Não tem racismo mais cruel que o negado, que o escondido.
Hoje lembrei da greve dos garis.
Por uns dias os invisíveis se fizeram visíveis e os que não tinham voz falaram.
E surge de novo aquele assunto antigo.
A cor do gari não é a laranja, é a preta.
Não podia ser outra.
Brasil, o país policromado aos olhos do mundo, nas cores de seu carnaval.
Brasil, o país do eterno preto e branco.
O presídio em preto, a universidade em branco.
O gari em preto, o médico em branco.
A periferia em preto, o condomínio em branco.
O poder, em branco.
Nossas cidades construídas sobre guetos, sobre fronteiras, sobre divisões.
Nossas relações hierárquicas, de geometria vertical: a mulher em baixo, o negro em baixo, o homossexual em baixo.
Brasil e o mito perverso da democracia racial.

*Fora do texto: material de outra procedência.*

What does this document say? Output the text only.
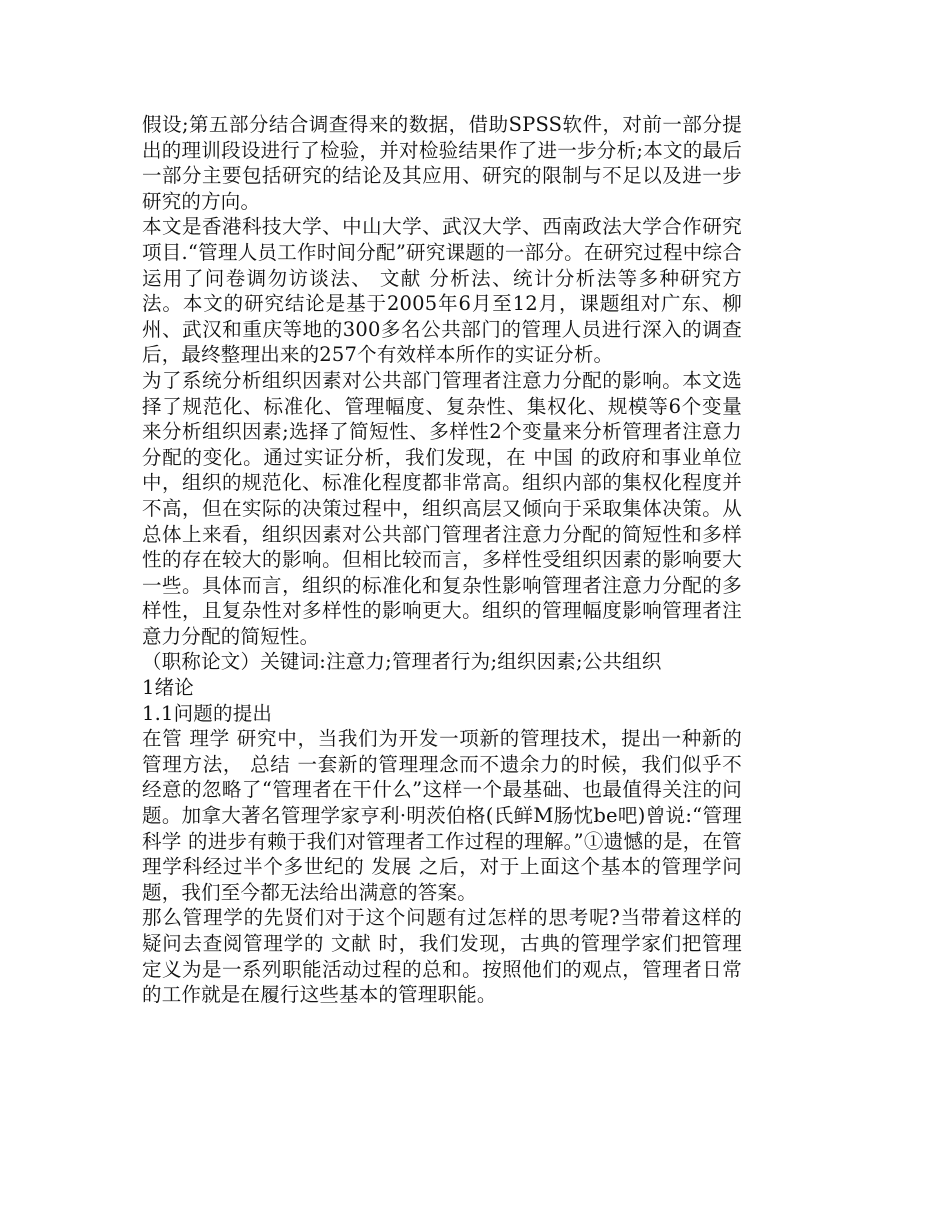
假设;第五部分结合调查得来的数据，借助SPSS软件，对前一部分提出的理训段设进行了检验，并对检验结果作了进一步分析;本文的最后一部分主要包括研究的结论及其应用、研究的限制与不足以及进一步研究的方向。

本文是香港科技大学、中山大学、武汉大学、西南政法大学合作研究项目.“管理人员工作时间分配”研究课题的一部分。在研究过程中综合运用了问卷调勿访谈法、 文献 分析法、统计分析法等多种研究方法。本文的研究结论是基于2005年6月至12月，课题组对广东、柳州、武汉和重庆等地的300多名公共部门的管理人员进行深入的调查后，最终整理出来的257个有效样本所作的实证分析。

为了系统分析组织因素对公共部门管理者注意力分配的影响。本文选择了规范化、标准化、管理幅度、复杂性、集权化、规模等6个变量来分析组织因素;选择了简短性、多样性2个变量来分析管理者注意力分配的变化。通过实证分析，我们发现，在 中国 的政府和事业单位中，组织的规范化、标准化程度都非常高。组织内部的集权化程度并不高，但在实际的决策过程中，组织高层又倾向于采取集体决策。从总体上来看，组织因素对公共部门管理者注意力分配的简短性和多样性的存在较大的影响。但相比较而言，多样性受组织因素的影响要大一些。具体而言，组织的标准化和复杂性影响管理者注意力分配的多样性，且复杂性对多样性的影响更大。组织的管理幅度影响管理者注意力分配的简短性。

（职称论文）关键词:注意力;管理者行为;组织因素;公共组织

1绪论

1.1问题的提出

在管 理学 研究中，当我们为开发一项新的管理技术，提出一种新的管理方法， 总结 一套新的管理理念而不遗余力的时候，我们似乎不经意的忽略了“管理者在干什么”这样一个最基础、也最值得关注的问题。加拿大著名管理学家亨利·明茨伯格(氏鲜M肠忱be吧)曾说:“管理 科学 的进步有赖于我们对管理者工作过程的理解。”①遗憾的是，在管理学科经过半个多世纪的 发展 之后，对于上面这个基本的管理学问题，我们至今都无法给出满意的答案。

那么管理学的先贤们对于这个问题有过怎样的思考呢?当带着这样的疑问去查阅管理学的 文献 时，我们发现，古典的管理学家们把管理定义为是一系列职能活动过程的总和。按照他们的观点，管理者日常的工作就是在履行这些基本的管理职能。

Os garis ganharam sua batalha.
As histórias brasileiras continuam se escrevendo em preto e branco.
O resultado é gris, cinzento, não podia ser outro.
* Esther Solano Gallego é doutora em Ciências Sociais pela Universidade Complutense de Madri e professora de Relações Internacionais da Universidade Federal de São Paulo (Unifesp)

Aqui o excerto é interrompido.